Engineering Thinking Extra Is A Short Review Of A Current Hot Topic

ET Extra is proud to announce the presentation of its highest-rated Five Baloney Award to web sites (e.g. Extreme Fuel Savings) that sell books or kits that supposedly will allow you to convert water into hydrogen and oxygen that is then used as added fuel for your car.

Is extracting fuel from water plausible? The basic science is this: it takes more energy to separate oxygen and hydrogen out of water than can be obtained by recombining those elements to release energy for fuel. Furthermore, if some hitherto undiscovered principle of science were involved, there would be an uproar in the scientific community, likely involving a Nobel Prize.
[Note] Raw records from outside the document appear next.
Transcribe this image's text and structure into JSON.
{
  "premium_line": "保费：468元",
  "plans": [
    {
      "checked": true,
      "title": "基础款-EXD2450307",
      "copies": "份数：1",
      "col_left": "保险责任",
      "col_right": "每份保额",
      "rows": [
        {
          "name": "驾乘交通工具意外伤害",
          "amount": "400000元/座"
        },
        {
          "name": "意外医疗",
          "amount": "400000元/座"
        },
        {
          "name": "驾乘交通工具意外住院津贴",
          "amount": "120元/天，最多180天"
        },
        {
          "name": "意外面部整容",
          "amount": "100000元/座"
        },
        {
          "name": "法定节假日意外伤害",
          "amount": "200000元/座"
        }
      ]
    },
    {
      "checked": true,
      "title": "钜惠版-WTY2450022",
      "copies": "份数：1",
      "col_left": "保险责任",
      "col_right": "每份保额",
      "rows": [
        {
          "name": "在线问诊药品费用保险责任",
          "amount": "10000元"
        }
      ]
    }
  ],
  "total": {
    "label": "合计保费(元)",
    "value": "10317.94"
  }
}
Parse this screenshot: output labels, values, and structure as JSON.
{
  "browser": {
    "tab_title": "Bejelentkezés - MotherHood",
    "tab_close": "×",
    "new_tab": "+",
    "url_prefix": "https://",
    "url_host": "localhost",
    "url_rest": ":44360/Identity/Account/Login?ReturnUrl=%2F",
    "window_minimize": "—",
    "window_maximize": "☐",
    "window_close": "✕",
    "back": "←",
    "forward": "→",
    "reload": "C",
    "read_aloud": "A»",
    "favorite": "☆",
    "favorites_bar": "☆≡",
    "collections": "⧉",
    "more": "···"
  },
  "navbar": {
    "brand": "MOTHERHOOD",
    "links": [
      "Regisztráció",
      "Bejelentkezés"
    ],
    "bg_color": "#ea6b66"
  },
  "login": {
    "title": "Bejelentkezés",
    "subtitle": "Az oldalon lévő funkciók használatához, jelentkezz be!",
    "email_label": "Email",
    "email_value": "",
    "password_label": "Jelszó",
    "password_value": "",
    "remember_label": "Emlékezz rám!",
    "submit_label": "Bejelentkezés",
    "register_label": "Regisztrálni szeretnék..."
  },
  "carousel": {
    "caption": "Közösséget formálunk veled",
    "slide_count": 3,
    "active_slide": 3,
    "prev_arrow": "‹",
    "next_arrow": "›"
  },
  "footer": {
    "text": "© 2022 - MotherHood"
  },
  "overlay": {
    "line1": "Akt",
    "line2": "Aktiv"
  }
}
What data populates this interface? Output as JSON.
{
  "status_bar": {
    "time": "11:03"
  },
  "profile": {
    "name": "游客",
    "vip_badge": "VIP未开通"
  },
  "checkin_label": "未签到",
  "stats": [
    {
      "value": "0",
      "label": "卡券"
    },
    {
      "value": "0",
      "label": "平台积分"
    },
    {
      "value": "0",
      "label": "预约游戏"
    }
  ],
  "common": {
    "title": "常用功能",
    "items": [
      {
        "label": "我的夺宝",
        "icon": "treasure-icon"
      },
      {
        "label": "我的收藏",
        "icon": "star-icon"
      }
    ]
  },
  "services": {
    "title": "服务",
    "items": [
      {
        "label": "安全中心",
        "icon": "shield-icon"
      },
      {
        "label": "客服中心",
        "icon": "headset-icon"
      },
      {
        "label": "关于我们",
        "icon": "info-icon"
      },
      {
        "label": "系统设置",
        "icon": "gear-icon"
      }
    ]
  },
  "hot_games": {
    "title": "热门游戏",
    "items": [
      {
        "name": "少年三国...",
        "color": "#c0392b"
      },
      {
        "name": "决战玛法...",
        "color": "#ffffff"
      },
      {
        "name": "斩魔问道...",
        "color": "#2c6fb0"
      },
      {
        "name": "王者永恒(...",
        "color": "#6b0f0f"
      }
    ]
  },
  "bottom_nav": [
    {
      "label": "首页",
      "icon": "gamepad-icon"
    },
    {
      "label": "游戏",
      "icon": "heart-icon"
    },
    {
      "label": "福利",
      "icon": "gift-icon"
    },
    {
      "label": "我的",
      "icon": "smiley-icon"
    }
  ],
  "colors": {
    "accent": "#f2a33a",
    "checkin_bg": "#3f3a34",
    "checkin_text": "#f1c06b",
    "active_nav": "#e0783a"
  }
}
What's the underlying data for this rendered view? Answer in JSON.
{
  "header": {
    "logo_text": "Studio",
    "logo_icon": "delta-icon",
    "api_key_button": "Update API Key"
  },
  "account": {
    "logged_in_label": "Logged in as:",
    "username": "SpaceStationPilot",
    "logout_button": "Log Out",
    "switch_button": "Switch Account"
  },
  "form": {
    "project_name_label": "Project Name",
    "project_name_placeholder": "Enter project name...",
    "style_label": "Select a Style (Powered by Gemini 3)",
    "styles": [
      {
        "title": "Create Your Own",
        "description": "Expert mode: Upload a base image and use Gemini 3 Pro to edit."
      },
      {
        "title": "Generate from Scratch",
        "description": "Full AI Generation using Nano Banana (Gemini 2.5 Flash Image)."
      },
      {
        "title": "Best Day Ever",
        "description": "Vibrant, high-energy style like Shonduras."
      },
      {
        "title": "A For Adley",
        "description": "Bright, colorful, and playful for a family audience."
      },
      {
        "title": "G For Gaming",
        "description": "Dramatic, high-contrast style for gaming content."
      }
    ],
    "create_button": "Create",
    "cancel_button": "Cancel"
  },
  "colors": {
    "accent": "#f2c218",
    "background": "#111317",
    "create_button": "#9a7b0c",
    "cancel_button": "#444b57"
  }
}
But this has not occurred, plus these sites provide no independent objective evidence to support their claims.

Can A Company Be Trusted?
If It Doesn’t Provide Independent Test Data To Support Its Claims,
Then Probably Not

When extravagant claims are made by those who are trying to sell you something, it will typically be found that they are either (a) outright frauds, or (b) self-deluded, stemming from a poor understanding of science.

“On the whole, scientific discoveries, even accidental ones, are most likely to be made, investigated, and exploited by folks who have a very good understanding of the relevant principles of existing science. Ignorance of well-established science causes many sincere and dedicated people to waste lives and careers chasing moonbeams.”